The telecom sector could see a lot of upward positive surprise.

 

Q: You have gone underweight on the capital goods sector, is it the sort of earnings disappointment you have seen this quarter that has caused that rating?

 

A: In terms of market capitalization, most of the capital goods sector is into power equipment where there is competition. The other part is the general capital goods sector, which is non-power related. Since all the results are not out, we can’t take a complete call but we have seen peaking of the order book.

 

The whole industry operates on a networth criteria, which is the bigger you are the more orders you get. When the P/Es are high and they have not fallen enough, it is better to be careful because you do not know what sort of execution challenges will come up and how much more order book decrease could be there. P/E ultimately is the function of almost how many years ahead you are looking in terms of the order book for a capital goods company and these challenges are in the price like it is in banking.

 

Q: You are a bit aggressive on commodity as a space, what is it that you are looking at more carefully the big run in energy, oil and gas as a space or are you looking at some of the metals now?

 

A: I would look at all forms of commodities and in that oil is a peculiar animal. There are people who say that oil will go to USD 200 per barrel and there are others who say that it will go to USD 60 per barrel. So, it is a very difficult to call. Nobody knows that the US oil reserves are the highest in the last five-years and how much the Arabian countries have in their ground is really not known, so oil is too difficult to focus. So, leave oil out of the whole equation for now as far as macro economics is concerned because there is lot of global politics.

 

I am concentrating on non-ferrous metals and agro commodities like sugar etc. The reason why they are undervalued is because in the short-term they are vulnerable. Secondly, volume growth that we are going to see in metals companies is unprecedented and they are unlike many of capital goods and engineering companies as they already have the cash and their annual cash flow can generate the money required. They do not need to dilute equity. In most cases, they already have the land, so it is almost like a no that if you are willing to wait for a few years, volumes will come. So, if you take a deceleration in metal prices in the short-term, the volume will offset it over the long-term.

 

Q: How have you read the recent global pull back? We have had a reasonable bounce about 20% from the lows for most global markets.
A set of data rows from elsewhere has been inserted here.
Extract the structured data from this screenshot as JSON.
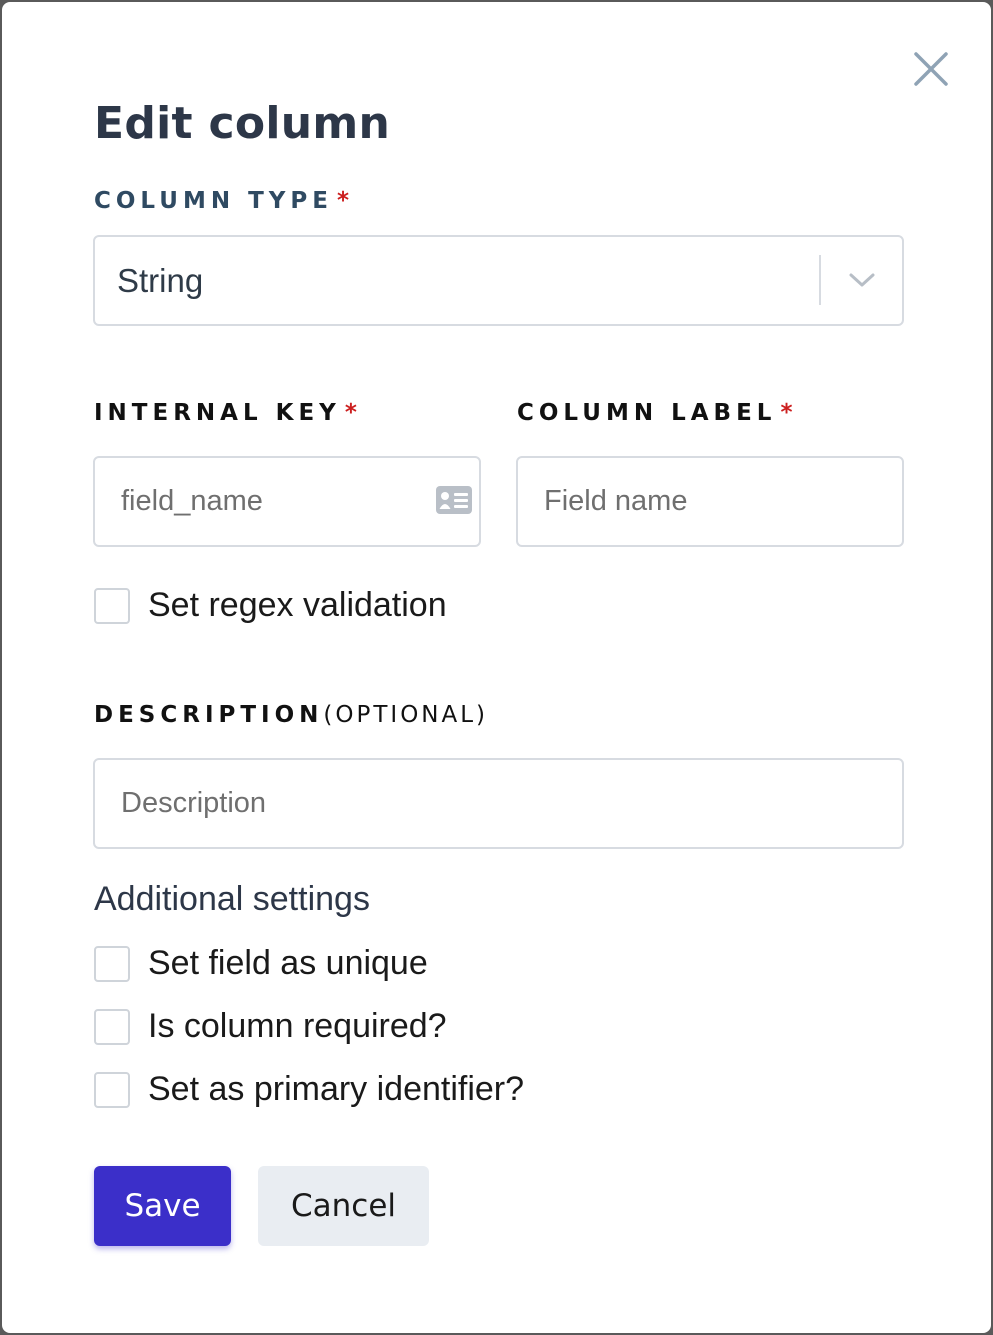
{
  "dialog": {
    "title": "Edit column",
    "close_icon": "close-icon"
  },
  "column_type": {
    "label": "COLUMN TYPE",
    "required_mark": "*",
    "selected_value": "String",
    "chevron_icon": "chevron-down-icon"
  },
  "internal_key": {
    "label": "INTERNAL KEY",
    "required_mark": "*",
    "placeholder": "field_name",
    "value": "",
    "icon": "id-card-icon"
  },
  "column_label": {
    "label": "COLUMN LABEL",
    "required_mark": "*",
    "placeholder": "Field name",
    "value": ""
  },
  "regex_validation": {
    "label": "Set regex validation",
    "checked": false
  },
  "description": {
    "label": "DESCRIPTION",
    "optional_text": "(OPTIONAL)",
    "placeholder": "Description",
    "value": ""
  },
  "additional_settings": {
    "heading": "Additional settings",
    "options": [
      {
        "label": "Set field as unique",
        "checked": false
      },
      {
        "label": "Is column required?",
        "checked": false
      },
      {
        "label": "Set as primary identifier?",
        "checked": false
      }
    ]
  },
  "actions": {
    "save_label": "Save",
    "cancel_label": "Cancel"
  },
  "colors": {
    "primary": "#3b2fc9",
    "required": "#cc1f1f",
    "label_blue": "#2f4a62",
    "cancel_bg": "#e9edf2"
  }
}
Do you think liquidity is beginning to open up, risk appetite is opening up a bit, or do you think the next quarter will continue to remain volatile and uncertain?

 

A: There is a global problem, If you look at all the global indices especially adjusted for their relative currency appreciation with respect to the dollar, most emerging markets indices, except India and to an extent China, have actually gone back to the levels that it was in January. China and US have actually gone back. Therefore, it is an Indian problem with all the imperatives to do with pre-election inflation control being the most important, and things like elastic part of inflation control which is food, metals, and the more difficult to control ones. So, inflation, price control, the forex derivative are the most important.

 

Those sort of areas and the whole economic policy is like as if a car is being driven by both the break and the accelerator on. You have fiscal spending which is the accelerator and the monetary tightening which is the break. So, that sort of money is an Indian problem. In the next 3-4 months, it will be the end game for the resolution of a lot of these in India, not so much connected to the world.

 

Globally, there is so much of a cash in the world that it can’t lie unutilized for a long time. There are US pension fund managers, oil producing companies, and capital account surplus nations like China. If China keeps putting money in Europe instead of the US then there will be problem in terms of Europe going down, so there is no easy solution to it. There is a huge amount of cash which is being generated globally. I don’t think it’s a definitive take off mode globally.